Are Asians at higher genetic risk of serious adverse events to common medications?
Last Updated on March 31, 2020 by Joseph Gut – thasso
In a new study recently published in Clinical Translational Science, researchers from the University of Britisch Columbia and from Stanford University reveal just how prevalent and serious some of these adverse events can be and how patients with Asian decency have heightened risks for some of the most prominent and serious, if not lifetreathening forms of these effects. They examined existing literature in the field of pharmacogenomics, i.e., the study of how genes affect a person’s response to drugs, in combination with guidelines and statistics from the American Food and Drug Administration (FDA) and the Clinical Pharmacogenetics Implementation Consortium (CPIC), summarizing some of these adverse effects and how they in fact are affected by genetics.

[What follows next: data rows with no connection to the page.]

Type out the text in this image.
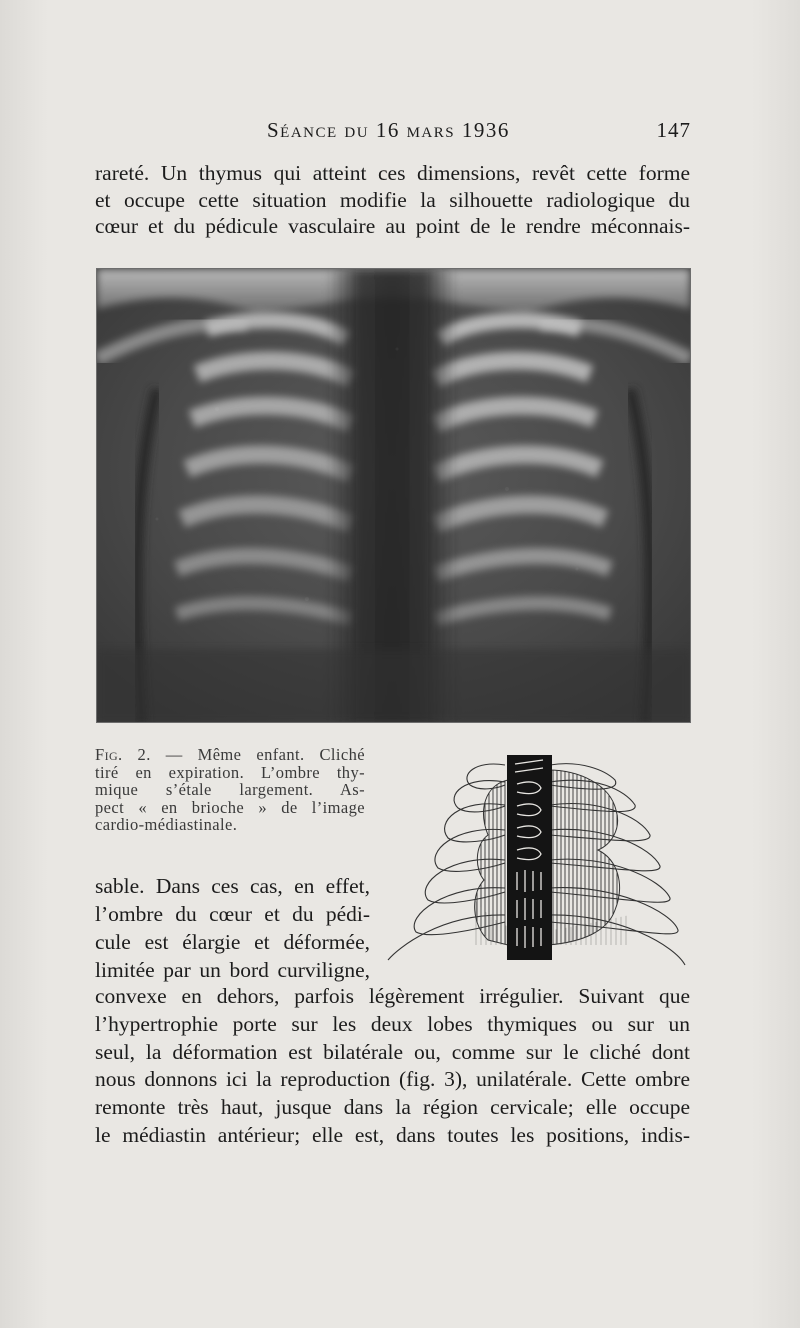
Séance du 16 mars 1936	147
rareté. Un thymus qui atteint ces dimensions, revêt cette forme
et occupe cette situation modifie la silhouette radiologique du
cœur et du pédicule vasculaire au point de le rendre méconnais-
Fig. 2. — Même enfant. Cliché
tiré en expiration. L’ombre thy-
mique s’étale largement. As-
pect « en brioche » de l’image
cardio-médiastinale.
sable. Dans ces cas, en effet,
l’ombre du cœur et du pédi-
cule est élargie et déformée,
limitée par un bord curviligne,
convexe en dehors, parfois légèrement irrégulier. Suivant que
l’hypertrophie porte sur les deux lobes thymiques ou sur un
seul, la déformation est bilatérale ou, comme sur le cliché dont
nous donnons ici la reproduction (fig. 3), unilatérale. Cette ombre
remonte très haut, jusque dans la région cervicale; elle occupe
le médiastin antérieur; elle est, dans toutes les positions, indis-
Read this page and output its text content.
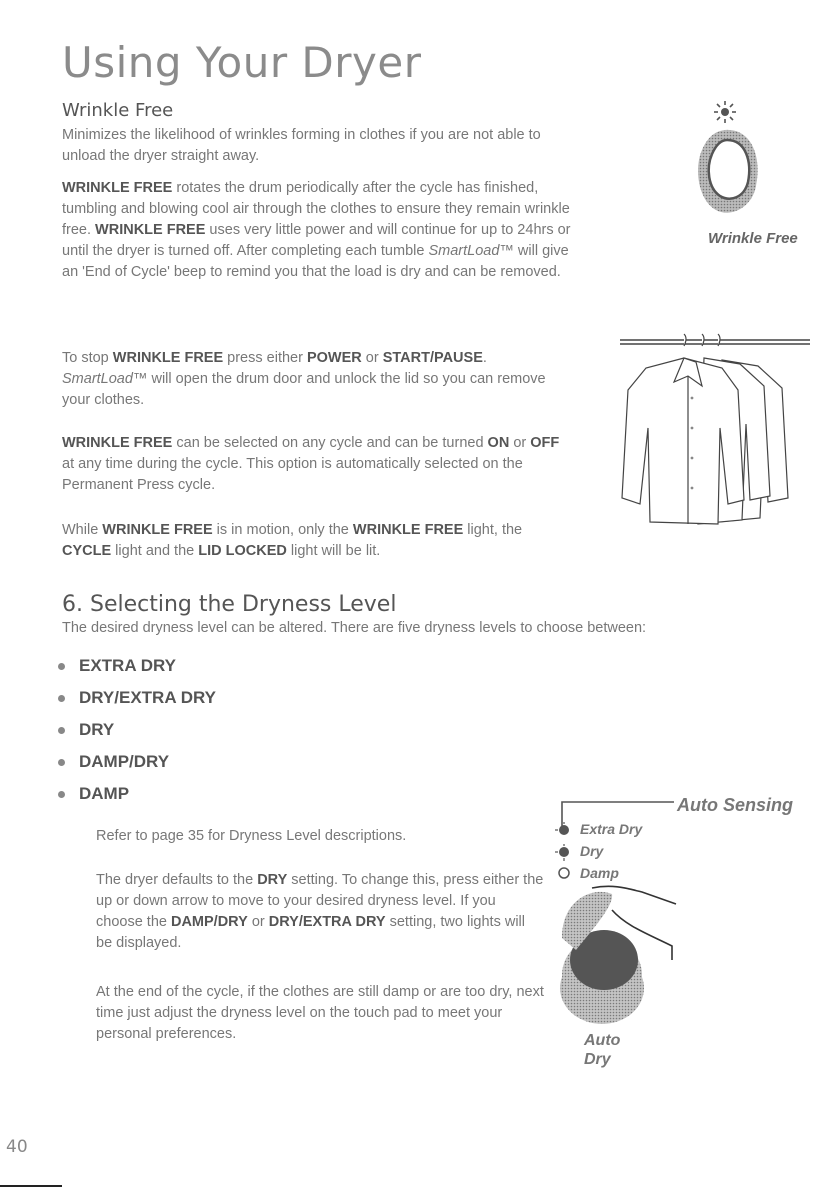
Using Your Dryer
Wrinkle Free

Minimizes the likelihood of wrinkles forming in clothes if you are not able to unload the dryer straight away.

WRINKLE FREE rotates the drum periodically after the cycle has finished, tumbling and blowing cool air through the clothes to ensure they remain wrinkle free. WRINKLE FREE uses very little power and will continue for up to 24hrs or until the dryer is turned off. After completing each tumble SmartLoad™ will give an 'End of Cycle' beep to remind you that the load is dry and can be removed.

To stop WRINKLE FREE press either POWER or START/PAUSE. SmartLoad™ will open the drum door and unlock the lid so you can remove your clothes.

WRINKLE FREE can be selected on any cycle and can be turned ON or OFF at any time during the cycle. This option is automatically selected on the Permanent Press cycle.

While WRINKLE FREE is in motion, only the WRINKLE FREE light, the CYCLE light and the LID LOCKED light will be lit.

Wrinkle Free
6. Selecting the Dryness Level

The desired dryness level can be altered. There are five dryness levels to choose between:

EXTRA DRY
DRY/EXTRA DRY
DRY
DAMP/DRY
DAMP

Refer to page 35 for Dryness Level descriptions.

The dryer defaults to the DRY setting. To change this, press either the up or down arrow to move to your desired dryness level. If you choose the DAMP/DRY or DRY/EXTRA DRY setting, two lights will be displayed.

At the end of the cycle, if the clothes are still damp or are too dry, next time just adjust the dryness level on the touch pad to meet your personal preferences.

Auto Sensing
Extra Dry
Dry
Damp
Auto
Dry
40
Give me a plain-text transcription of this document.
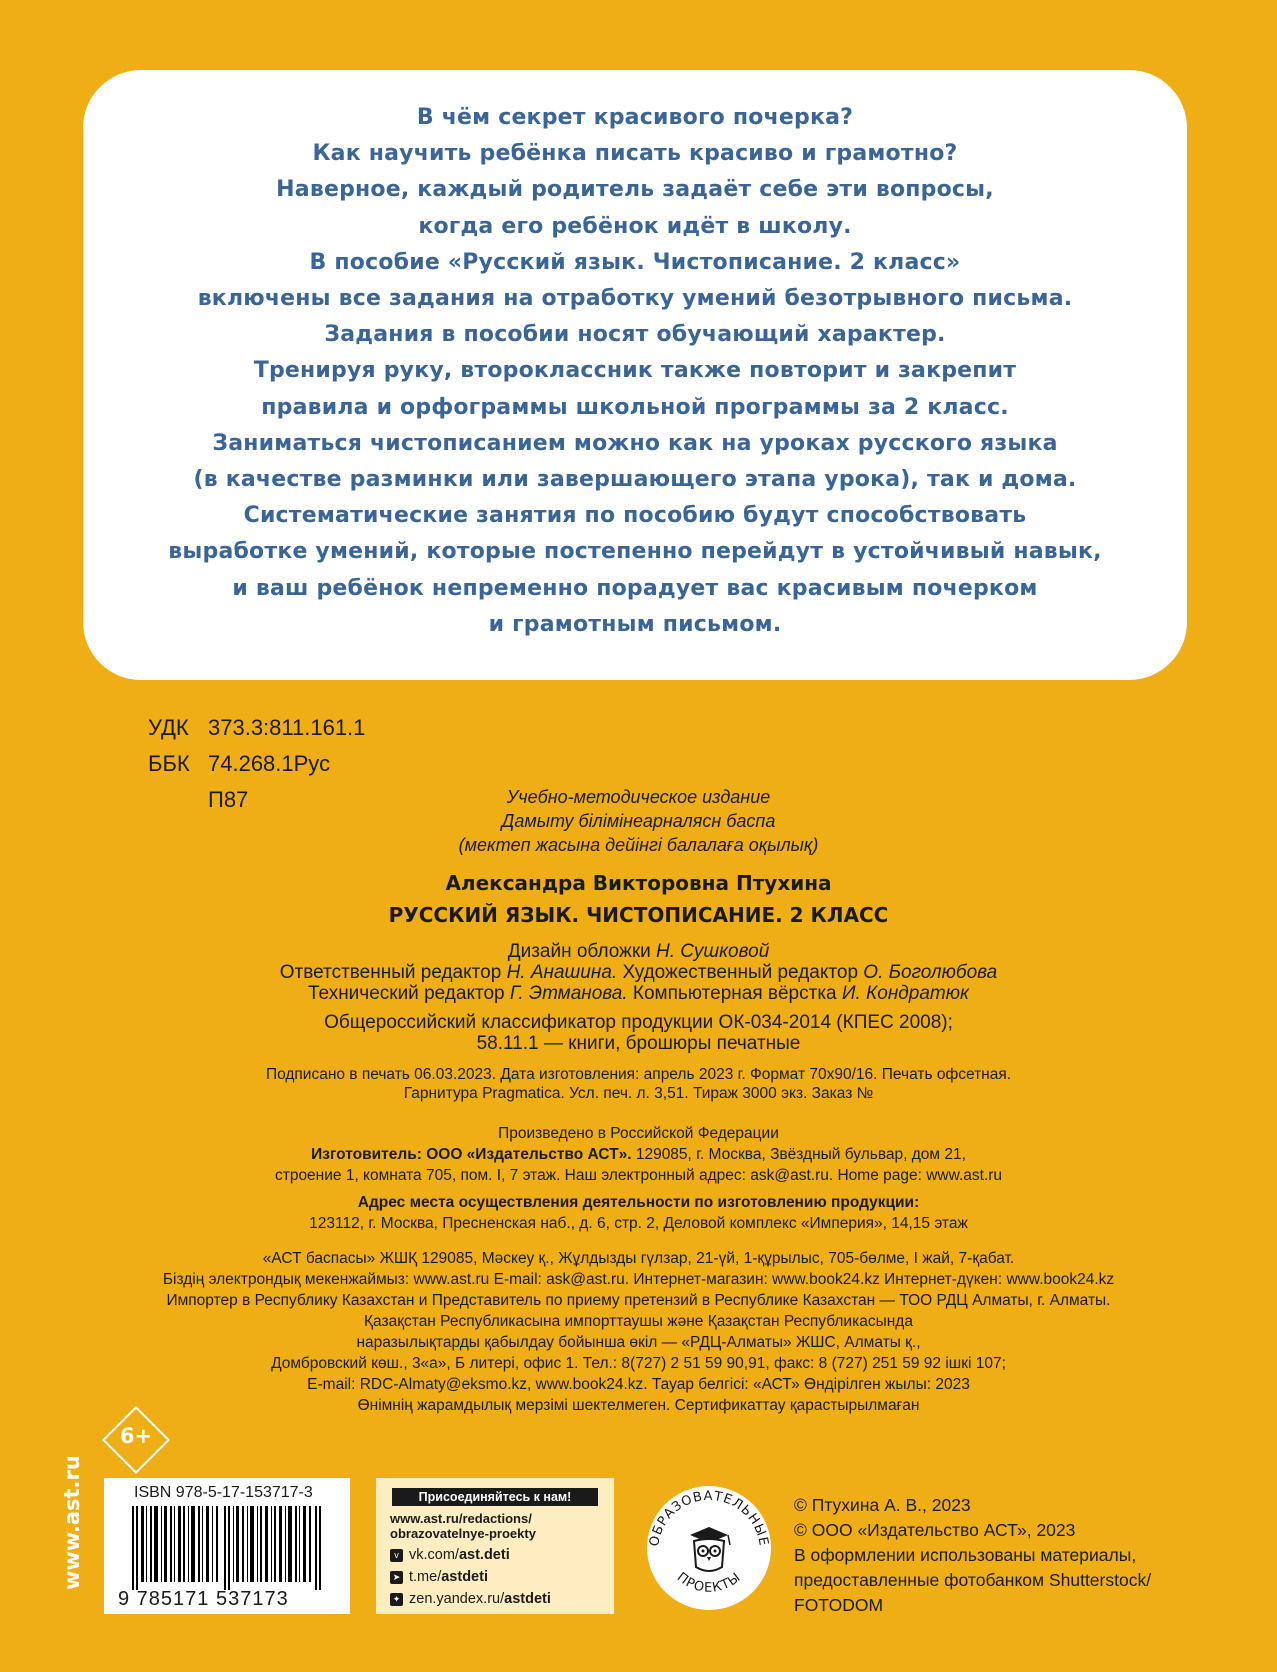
В чём секрет красивого почерка?
Как научить ребёнка писать красиво и грамотно?
Наверное, каждый родитель задаёт себе эти вопросы,
когда его ребёнок идёт в школу.
В пособие «Русский язык. Чистописание. 2 класс»
включены все задания на отработку умений безотрывного письма.
Задания в пособии носят обучающий характер.
Тренируя руку, второклассник также повторит и закрепит
правила и орфограммы школьной программы за 2 класс.
Заниматься чистописанием можно как на уроках русского языка
(в качестве разминки или завершающего этапа урока), так и дома.
Систематические занятия по пособию будут способствовать
выработке умений, которые постепенно перейдут в устойчивый навык,
и ваш ребёнок непременно порадует вас красивым почерком
и грамотным письмом.
УДК 373.3:811.161.1
ББК 74.268.1Рус
П87	Учебно-методическое издание
Дамыту білімінеарналясн баспа
(мектеп жасына дейінгі балалаға оқылық)
Александра Викторовна Птухина
РУССКИЙ ЯЗЫК. ЧИСТОПИСАНИЕ. 2 КЛАСС
Дизайн обложки Н. Сушковой
Ответственный редактор Н. Анашина. Художественный редактор О. Боголюбова
Технический редактор Г. Этманова. Компьютерная вёрстка И. Кондратюк
Общероссийский классификатор продукции ОК-034-2014 (КПЕС 2008);
58.11.1 — книги, брошюры печатные
Подписано в печать 06.03.2023. Дата изготовления: апрель 2023 г. Формат 70x90/16. Печать офсетная.
Гарнитура Pragmatica. Усл. печ. л. 3,51. Тираж 3000 экз. Заказ №
Произведено в Российской Федерации
Изготовитель: ООО «Издательство АСТ». 129085, г. Москва, Звёздный бульвар, дом 21,
строение 1, комната 705, пом. I, 7 этаж. Наш электронный адрес: ask@ast.ru. Home page: www.ast.ru
Адрес места осуществления деятельности по изготовлению продукции:
123112, г. Москва, Пресненская наб., д. 6, стр. 2, Деловой комплекс «Империя», 14,15 этаж
«АСТ баспасы» ЖШҚ 129085, Мәскеу қ., Жұлдызды гүлзар, 21-үй, 1-құрылыс, 705-бөлме, I жай, 7-қабат.
Біздің электрондық мекенжаймыз: www.ast.ru E-mail: ask@ast.ru. Интернет-магазин: www.book24.kz Интернет-дүкен: www.book24.kz
Импортер в Республику Казахстан и Представитель по приему претензий в Республике Казахстан — ТОО РДЦ Алматы, г. Алматы.
Қазақстан Республикасына импорттаушы және Қазақстан Республикасында
наразылықтарды қабылдау бойынша өкіл — «РДЦ-Алматы» ЖШС, Алматы қ.,
Домбровский көш., 3«а», Б литері, офис 1. Тел.: 8(727) 2 51 59 90,91, факс: 8 (727) 251 59 92 ішкі 107;
E-mail: RDC-Almaty@eksmo.kz, www.book24.kz. Тауар белгісі: «АСТ» Өндірілген жылы: 2023
Өнімнің жарамдылық мерзімі шектелмеген. Сертификаттау қарастырылмаған
6+
www.ast.ru	ISBN 978-5-17-153717-3
9 785171 537173
Присоединяйтесь к нам!
www.ast.ru/redactions/
obrazovatelnye-proekty
v vk.com/ ast.deti
➤ t.me/ astdeti
✦ zen.yandex.ru/ astdeti
ОБРАЗОВАТЕЛЬНЫЕ
ПРОЕКТЫ
© Птухина А. В., 2023
© ООО «Издательство АСТ», 2023
В оформлении использованы материалы,
предоставленные фотобанком Shutterstock/
FOTODOM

Asian people often suffer from severe skin reactions, such as Steven Johnson Syndrome (SJS) or even Toxic Epidermal Necrolysis (TEN), when treated with Carbamazepine (Tegretol), an anti-convulsant drug and primarily used in the treatment of epilepsy and neuropathic pain. The underlying genetic risk factor is the HLA-B*15:02 allele, whose Odds ratios for the development of SJS or TEN in people who carry this allele can be in the double, triple or even quadruple digits, depending on the population studied. HLA-B*1502 occurs almost exclusively in people with ancestry across broad areas of Asia, but has a very low or absent frequency in European (i.e. Caucasian), Japanese, Korean and African populations. In contrast, however, in these latter populations, the HLA-A*31:01 allele has been shown to be a strong predictor of both mild and severe adverse reactions, such as the DRESS syndrome form of severe cutaneous reaction to Carbamazepine.
A similar situation presents with the anti-gout medication Allopurinol (Zyloprim). Here, the HLA-B*5801 allele is a strong genetic marker for Allopurinol-induced severe cutaneous adverse reactions, including SJS and TEN. The frequency of the HLA-B*5801 allele varies between ethnicities: Han Chinese and Thai populations have HLA-B*5801 allele frequencies of around 8%, as compared to European and Japanese populations, who have allele frequencies of around 1.0% and 0.5%, respectively. The increase in risk for developing allopurinol-induced SJS or TEN in individuals with the HLA-B*5801 allele (as compared to those who do not have this allele) is very high, ranging from a 40-fold to a 580-fold increase in risk, depending on ethnicity.
The examples of Carbamazepine and Allopurinol show one of the enduring challenges facing pharmacogenomics and its application in personalised and/or precision medicine: the appreciation for granularity of differences between related populations, From the examples here, it is important to remember that ethnic groups we colloquially refer to as “Asian” can have quite different genetic backgrounds and can range specific populations such as “Han Chinese” to much broader populations like “South Asian.” Moreover, we need to understand that adverse clinical endpoints such as SJS, TEN, or DRESS can be associated with the treatment of a variety of medications in individuals, who may carry different genetically predisposing constellations (e.g., allelic variants), similarly occurring in a number of ethnicities, at very different frequencies, however. In any case, it remains challenging to refer to “Asians”, “Africans”, “Caucasians”, “African Americans”, or “Latinos”, etc., when it comes to pharmacogenomics.
Given this real life granularity in genetic predisposition for adverse events in combination with large inter-ethnic variation in frequency of allelic variants, genetic testing will have a huge impact on clinical practice. Patients who have experienced serious adverse events to medications may be tested for the underlying genetic variants or can bring into the physicians office or the clinic their own genetic test results for interpretation. For physicians all over the world, recognizing that certain effects may be more prevalent in certain populations than in others can be very helpful in their daily practice and their decision making for treatment options.
Already today, genetic testing is mandatory bevor prescribing certain drugs to patients. For a review, one might consult the Drug Label Annotations overview table provided by PharmGKB, the pharmacogenomics knowledge resource that encompasses clinical information including clinical guidelines and drug labels, potentially clinically actionable gene-drug associations and genotype-phenotype relationships. This resource details on how Health Authorities such as the American Food and Drug Administration (FDA), the European Medicines Agency (EMA), the Swiss Agency of Therapeutic Products (Swissmedic), the Pharmaceuticals and Medical Devices Agency, Japan (PMDA), and Health Canada (Santé Canada) (HCSC) request genetic testing in their drug labels for selected medications.
Overall, it will always be the frequency of an (offending, i.e., being the root cause for an adverse drug event) allele in the population that dictates if a population (more precisely, an ethnic group) is more affected by adverse events with a given medication than others, as it is very nicely illustrated in the example here with “Asian” populations, the HLA-B*15:02 allele, and the resulting SJS occurence under Carbamazepine.